Rassvetoff : ЧЕРТОВ РЕВОЛЮЦИОНЕР
10:28 30-04-2003
-1-
Ивану Васильеву нравилось считать себя бунтарем. Он любил протестовать, неважно, против чего. Его несогласие могло касаться как текущего политического порядка, так и обеда, который он получил в столовой Землекаменского Сталелитейного Завода, где он работал старшим кассиром. Он был очень идейный. Еще со студенческих времен он обожал Коупленда, Воннегута, Керуака, Рембо и призывные тексты «Sex Pistols».

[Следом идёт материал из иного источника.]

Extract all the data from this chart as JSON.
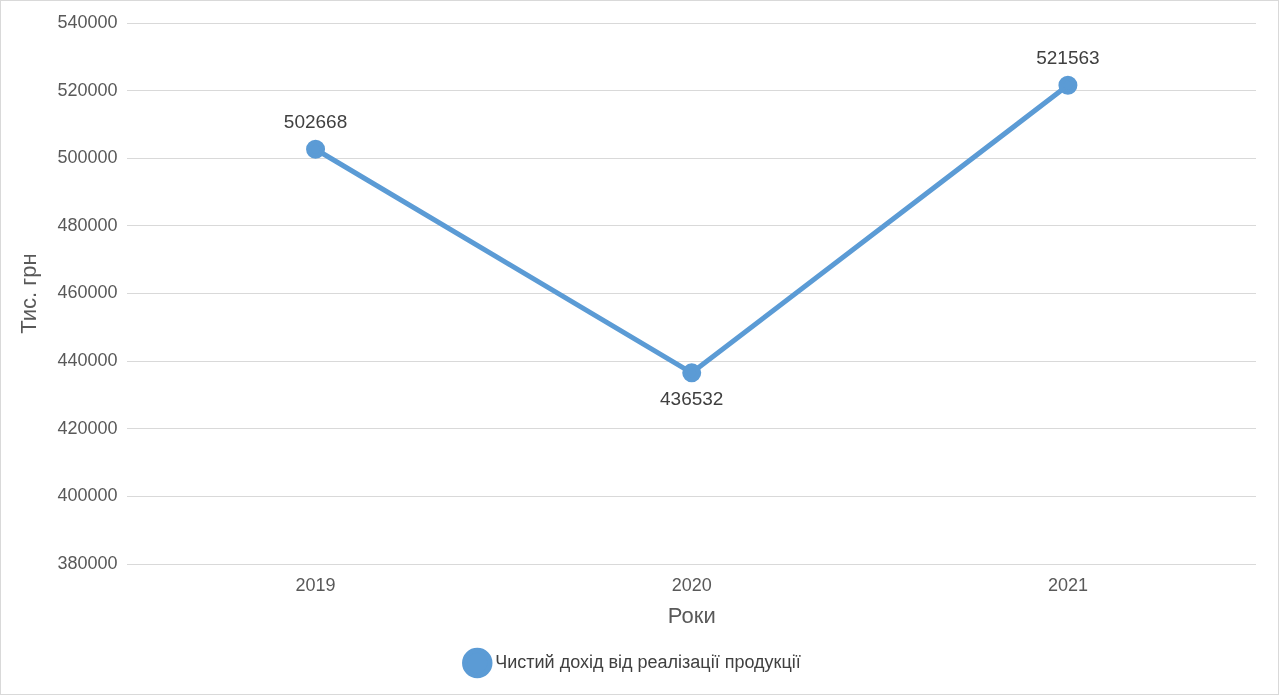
{
  "chart_data": {
    "type": "line",
    "xlabel": "Роки",
    "ylabel": "Тис. грн",
    "categories": [
      "2019",
      "2020",
      "2021"
    ],
    "series": [
      {
        "name": "Чистий дохід від реалізації продукції",
        "color": "#5b9bd5",
        "values": [
          502668,
          436532,
          521563
        ]
      }
    ],
    "ylim": [
      380000,
      540000
    ],
    "yticks": [
      380000,
      400000,
      420000,
      440000,
      460000,
      480000,
      500000,
      520000,
      540000
    ],
    "grid": "y",
    "legend": "bottom",
    "marker": "circle",
    "line_style": "solid",
    "data_labels": true
  }
}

- Мы – поколение, выращенное на советской коммунистической идеологии, - любил он говорить своим друзьям за бутылкой пива в пятницу вечером. – Нас заставили верить в то, что на проверку оказалось неправдой. У нас отобрали нашу веру и ничего не дали взамен. У нас не было выбора. Нас, не спрашивая нашего мнения, вытолкнули в мир, к которому многие из нас оказались не готовы. Без жизненного опыта, без определенных знаний и идей мы тыкались и тычемся в углы как слепые котята. Но даже будь у нас зрение, мы все равно не видели бы пути. Из того, что происходит сейчас, мы знаем, что то, что было раньше, неправильно. Из того же мы знаем, что все, происходящее сейчас, тоже не правильно. А что правильно? За кем следовать? За дискредитированными коммунистами или дискредитирующими себя капиталистами и обокравшими страну олигархами? Есть ли другой путь? Мы не знаем. Мы ничего не знаем, потому что не видели ничего другого. Те, кому удалось пробиться, те, кого протащили богатые папа и мама, смотрят на менее талантливых, менее везучих, отказавшихся или просто бедных, на тех, кто остался внизу, с превосходством и презрением. Вся современная культура направлена на превращение нас в идейных кастратов. У нее это получается, и нам это нравится…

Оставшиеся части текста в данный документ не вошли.